Personal information
- Born: 2 April 1939 Alpurrurulam, Northern Territory
- Died: 3 September 2020 (aged 82) Adelaide, South Australia
- Original team: Wentworth (SFL)
- Debut: 19 May 1962, South Melbourne vs. Fitzroy, at Lake Oval

Playing career^{1}
- Years: Club / Games (Goals)
- 1962–1966: South Melbourne / 51 (2)
- ^{1} Playing statistics correct to the end of 1966.

Career highlights

= Elkin Reilly =

Australian rules footballer (1939–2020)

Elkin Reilly (2 April 1939 – 3 September 2020) was an Australian rules footballer, representing South Melbourne Football Club in the Victorian Football League (VFL).

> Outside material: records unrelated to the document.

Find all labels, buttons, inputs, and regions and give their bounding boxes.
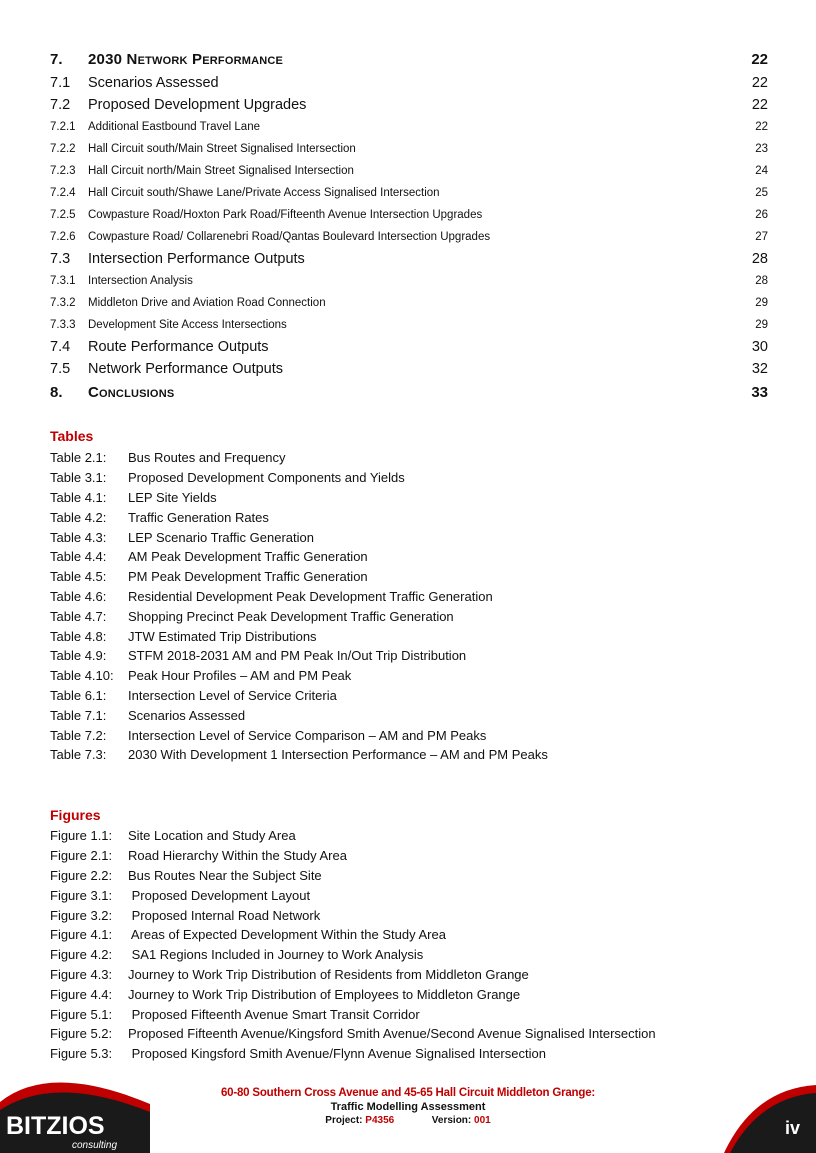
figures-list [50, 826, 768, 1064]
toc-entry-page: 30 [751, 339, 768, 355]
toc-entry-title: Middleton Drive and Aviation Road Connection [88, 297, 326, 309]
toc-entry[interactable] [50, 358, 768, 380]
table-list-item[interactable] [50, 448, 768, 468]
figure-list-item-title: Proposed Fifteenth Avenue Smart Transit Corridor [128, 1006, 420, 1022]
table-list-item-label: Table 4.10: [50, 668, 114, 684]
toc-entry[interactable] [50, 292, 768, 314]
figure-list-item-title: Areas of Expected Development Within the Study Area [128, 927, 446, 943]
table-list-item[interactable] [50, 488, 768, 508]
figure-list-item-label: Figure 4.1: [50, 927, 113, 943]
table-list-item[interactable] [50, 666, 768, 686]
project-value: P4356 [365, 1115, 395, 1126]
toc-entry-title: Scenarios Assessed [88, 75, 219, 91]
toc-entry-title: Additional Eastbound Travel Lane [88, 121, 260, 133]
toc-entry-number: 7.2.6 [50, 231, 76, 243]
figure-list-item-title: Proposed Development Layout [128, 887, 311, 903]
toc-entry-page: 28 [751, 251, 768, 267]
figure-list-item-title: Proposed Kingsford Smith Avenue/Flynn Avenue Signalised Intersection [128, 1046, 546, 1062]
figure-list-item-label: Figure 3.1: [50, 887, 113, 903]
table-list-item-label: Table 4.2: [50, 509, 107, 525]
toc-entry-page: 32 [751, 361, 768, 377]
document-footer [150, 1087, 666, 1126]
figure-list-item[interactable] [50, 1044, 768, 1064]
table-list-item-title: Proposed Development Components and Yields [128, 470, 405, 486]
figure-list-item[interactable] [50, 965, 768, 985]
figure-list-item[interactable] [50, 984, 768, 1004]
table-list-item[interactable] [50, 646, 768, 666]
logo-subtext: consulting [72, 1140, 118, 1151]
figure-list-item-label: Figure 4.3: [50, 966, 113, 982]
table-list-item[interactable] [50, 567, 768, 587]
toc-entry[interactable] [50, 270, 768, 292]
toc-entry-page: 22 [751, 97, 768, 113]
figure-list-item-label: Figure 5.3: [50, 1046, 113, 1062]
toc-entry-number: 7.2.5 [50, 209, 76, 221]
figure-list-item-label: Figure 4.4: [50, 986, 113, 1002]
figure-list-item-title: SA1 Regions Included in Journey to Work Analysis [128, 947, 424, 963]
toc-entry-title: 2030 Network Performance [88, 51, 284, 68]
figure-list-item-label: Figure 3.2: [50, 907, 113, 923]
footer-report-title: Traffic Modelling Assessment [330, 1101, 486, 1113]
toc-entry-page: 23 [755, 143, 768, 155]
toc-entry-number: 7.3.1 [50, 275, 76, 287]
toc-entry-page: 22 [751, 75, 768, 91]
table-list-item[interactable] [50, 606, 768, 626]
table-list-item[interactable] [50, 527, 768, 547]
toc-entry[interactable] [50, 72, 768, 94]
toc-entry-title: Network Performance Outputs [88, 361, 284, 377]
table-list-item-title: Peak Hour Profiles – AM and PM Peak [128, 668, 352, 684]
figure-list-item-title: Site Location and Study Area [128, 828, 296, 844]
toc-entry-number: 7.1 [50, 75, 71, 91]
table-list-item-title: STFM 2018-2031 AM and PM Peak In/Out Trip Distribution [128, 648, 467, 664]
toc-entry-number: 7.2 [50, 97, 71, 113]
figure-list-item[interactable] [50, 826, 768, 846]
table-list-item[interactable] [50, 686, 768, 706]
toc-entry-title: Intersection Performance Outputs [88, 251, 305, 267]
table-list-item-label: Table 6.1: [50, 687, 107, 703]
figure-list-item-title: Proposed Internal Road Network [128, 907, 321, 923]
table-of-contents [50, 47, 768, 405]
toc-entry-title: Hall Circuit south/Main Street Signalised Intersection [88, 143, 356, 155]
table-list-item[interactable] [50, 725, 768, 745]
figure-list-item[interactable] [50, 1024, 768, 1044]
toc-entry-number: 8. [50, 384, 63, 401]
table-list-item-label: Table 4.9: [50, 648, 107, 664]
toc-entry-number: 7.5 [50, 361, 71, 377]
table-list-item[interactable] [50, 705, 768, 725]
toc-entry[interactable] [50, 182, 768, 204]
toc-entry-number: 7.2.4 [50, 187, 76, 199]
table-list-item-title: AM Peak Development Traffic Generation [128, 549, 368, 565]
project-label: Project: [325, 1115, 363, 1126]
toc-entry[interactable] [50, 138, 768, 160]
version-value: 001 [474, 1115, 491, 1126]
table-list-item-label: Table 4.3: [50, 529, 107, 545]
toc-entry-title: Cowpasture Road/ Collarenebri Road/Qantas Boulevard Intersection Upgrades [88, 231, 491, 243]
tables-heading: Tables [50, 428, 94, 444]
figure-list-item-label: Figure 4.2: [50, 947, 113, 963]
figures-heading: Figures [50, 807, 101, 823]
table-list-item-title: Intersection Level of Service Comparison – AM and PM Peaks [128, 727, 487, 743]
table-list-item-title: Residential Development Peak Development Traffic Generation [128, 588, 493, 604]
toc-entry-number: 7.2.3 [50, 165, 76, 177]
table-list-item-label: Table 4.4: [50, 549, 107, 565]
figure-list-item-label: Figure 1.1: [50, 828, 113, 844]
footer-project-title: 60-80 Southern Cross Avenue and 45-65 Hall Circuit Middleton Grange: [220, 1087, 596, 1099]
figure-list-item[interactable] [50, 1004, 768, 1024]
toc-entry-title: Intersection Analysis [88, 275, 193, 287]
toc-entry-title: Conclusions [88, 384, 175, 401]
toc-entry-title: Hall Circuit north/Main Street Signalised Intersection [88, 165, 354, 177]
figure-list-item-title: Bus Routes Near the Subject Site [128, 867, 322, 883]
toc-entry-title: Hall Circuit south/Shawe Lane/Private Access Signalised Intersection [88, 187, 440, 199]
figure-list-item-label: Figure 5.2: [50, 1026, 113, 1042]
table-list-item-label: Table 4.6: [50, 588, 107, 604]
footer-project-info [150, 1115, 666, 1126]
table-list-item-label: Table 4.1: [50, 489, 107, 505]
toc-entry[interactable] [50, 336, 768, 358]
figure-list-item[interactable] [50, 866, 768, 886]
table-list-item-title: 2030 With Development 1 Intersection Performance – AM and PM Peaks [128, 747, 548, 763]
table-list-item-label: Table 7.1: [50, 707, 107, 723]
table-list-item[interactable] [50, 587, 768, 607]
figure-list-item-title: Journey to Work Trip Distribution of Employees to Middleton Grange [128, 986, 521, 1002]
table-list-item-title: Scenarios Assessed [128, 707, 246, 723]
table-list-item-label: Table 7.3: [50, 747, 107, 763]
table-list-item-title: Shopping Precinct Peak Development Traffic Generation [128, 608, 454, 624]
toc-entry-page: 22 [755, 121, 768, 133]
table-list-item[interactable] [50, 626, 768, 646]
table-list-item[interactable] [50, 745, 768, 765]
table-list-item-label: Table 4.5: [50, 569, 107, 585]
toc-entry-page: 33 [751, 384, 768, 401]
toc-entry-number: 7.2.1 [50, 121, 76, 133]
figure-list-item-label: Figure 5.1: [50, 1006, 113, 1022]
table-list-item-label: Table 3.1: [50, 470, 107, 486]
toc-entry[interactable] [50, 248, 768, 270]
table-list-item-label: Table 2.1: [50, 450, 107, 466]
toc-entry-page: 27 [755, 231, 768, 243]
toc-entry-number: 7.3.2 [50, 297, 76, 309]
figure-list-item[interactable] [50, 945, 768, 965]
toc-entry[interactable] [50, 160, 768, 182]
toc-entry[interactable] [50, 314, 768, 336]
toc-entry-number: 7. [50, 51, 63, 68]
figure-list-item-title: Road Hierarchy Within the Study Area [128, 848, 347, 864]
page-number: iv [784, 1118, 800, 1138]
table-list-item-title: LEP Site Yields [128, 489, 217, 505]
toc-entry-page: 29 [755, 319, 768, 331]
table-list-item-title: Traffic Generation Rates [128, 509, 269, 525]
figure-list-item[interactable] [50, 846, 768, 866]
toc-entry-page: 24 [755, 165, 768, 177]
figure-list-item[interactable] [50, 925, 768, 945]
figure-list-item-title: Journey to Work Trip Distribution of Residents from Middleton Grange [128, 966, 529, 982]
table-list-item-title: PM Peak Development Traffic Generation [128, 569, 368, 585]
toc-entry-page: 29 [755, 297, 768, 309]
toc-entry[interactable] [50, 226, 768, 248]
toc-entry-number: 7.3 [50, 251, 71, 267]
toc-entry-number: 7.3.3 [50, 319, 76, 331]
table-list-item-title: Intersection Level of Service Criteria [128, 687, 337, 703]
bitzios-logo [0, 1068, 150, 1153]
toc-entry[interactable] [50, 116, 768, 138]
table-list-item-label: Table 4.7: [50, 608, 107, 624]
toc-entry-title: Cowpasture Road/Hoxton Park Road/Fifteenth Avenue Intersection Upgrades [88, 209, 483, 221]
table-list-item-title: Bus Routes and Frequency [128, 450, 286, 466]
table-list-item[interactable] [50, 468, 768, 488]
toc-entry[interactable] [50, 204, 768, 226]
table-list-item-label: Table 4.8: [50, 628, 107, 644]
table-list-item[interactable] [50, 547, 768, 567]
version-label: Version: [431, 1115, 472, 1126]
toc-entry[interactable] [50, 380, 768, 405]
toc-entry-title: Route Performance Outputs [88, 339, 269, 355]
logo-wordmark: BITZIOS [6, 1112, 105, 1140]
toc-entry[interactable] [50, 47, 768, 72]
figure-list-item-title: Proposed Fifteenth Avenue/Kingsford Smith Avenue/Second Avenue Signalised Intersection [128, 1026, 656, 1042]
table-list-item[interactable] [50, 507, 768, 527]
toc-entry-page: 26 [755, 209, 768, 221]
figure-list-item-label: Figure 2.2: [50, 867, 113, 883]
toc-entry-page: 25 [755, 187, 768, 199]
toc-entry-page: 28 [755, 275, 768, 287]
page-badge [724, 1085, 816, 1153]
table-list-item-title: JTW Estimated Trip Distributions [128, 628, 317, 644]
toc-entry-number: 7.2.2 [50, 143, 76, 155]
table-list-item-label: Table 7.2: [50, 727, 107, 743]
toc-entry-title: Development Site Access Intersections [88, 319, 287, 331]
figure-list-item-label: Figure 2.1: [50, 848, 113, 864]
table-list-item-title: LEP Scenario Traffic Generation [128, 529, 314, 545]
figure-list-item[interactable] [50, 905, 768, 925]
toc-entry-page: 22 [751, 51, 768, 68]
toc-entry[interactable] [50, 94, 768, 116]
tables-list [50, 448, 768, 765]
toc-entry-title: Proposed Development Upgrades [88, 97, 307, 113]
toc-entry-number: 7.4 [50, 339, 71, 355]
figure-list-item[interactable] [50, 885, 768, 905]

He was one of the earlier Australian Aboriginals to play in the VFL.

An Alyawarra man, Reilly was born in Alpurrurulam on the Northern Territory/Queensland border and, in line with government policy of the day, was kidnapped from his mother and taken to Alice Springs hospital.

At the hospital, Reilly was considered too ill to be placed with the other children and the doctor on duty, Dr Pat Reilly, agreed to adopt him and he and his wife Joan successfully applied to the Department of Native Affairs to remove Reilly from the Northern Territory in order to take him back to Adelaide.

Reilly attended the exclusive Rostrevor College in Adelaide and became a leading ruckman who after leaving Rostrevor played in various country leagues.

Reilly was a star in the country and won two Mail Medals in a row for being the best and fairest player in 1959 in the Southern Yorke Peninsula Football League while playing for Minlaton Football Club and in 1960 in the Upper Murray Riverland Football League with Barmera-Monash Football Club.

Recruited by South Melbourne from Sunraysia Football League club Wentworth in 1962, Reilly made his senior VFL debut in Round Five that season against Fitzroy Football Club at South Melbourne's home ground, the Lake Oval.

Over five seasons, Reilly played 51 games for South Melbourne, teaming with South's champion rover Bob Skilton to win matches "in an otherwise bleak period for the club", with one sports reporter claiming "Elkin Reilly is not a brilliant player but his spoiling tactics are an important feature of South's play."

A ruptured appendix ended Reilly's VFL career in 1966 and he moved to Cohuna in country Victoria to coach.

Rostrevor College has honoured Reilly by naming a hall and a scholarship for Indigenous students for him.

==Sources==
- Main, J. (2009) In the Blood, BAS Publishing: Melbourne. ISBN 9 78192149601 1.
- Tatz, C. & Tatz, P. (2000) Black Gold, Aboriginal Studies Press, Canberra. ISBN 0 85575 367 6.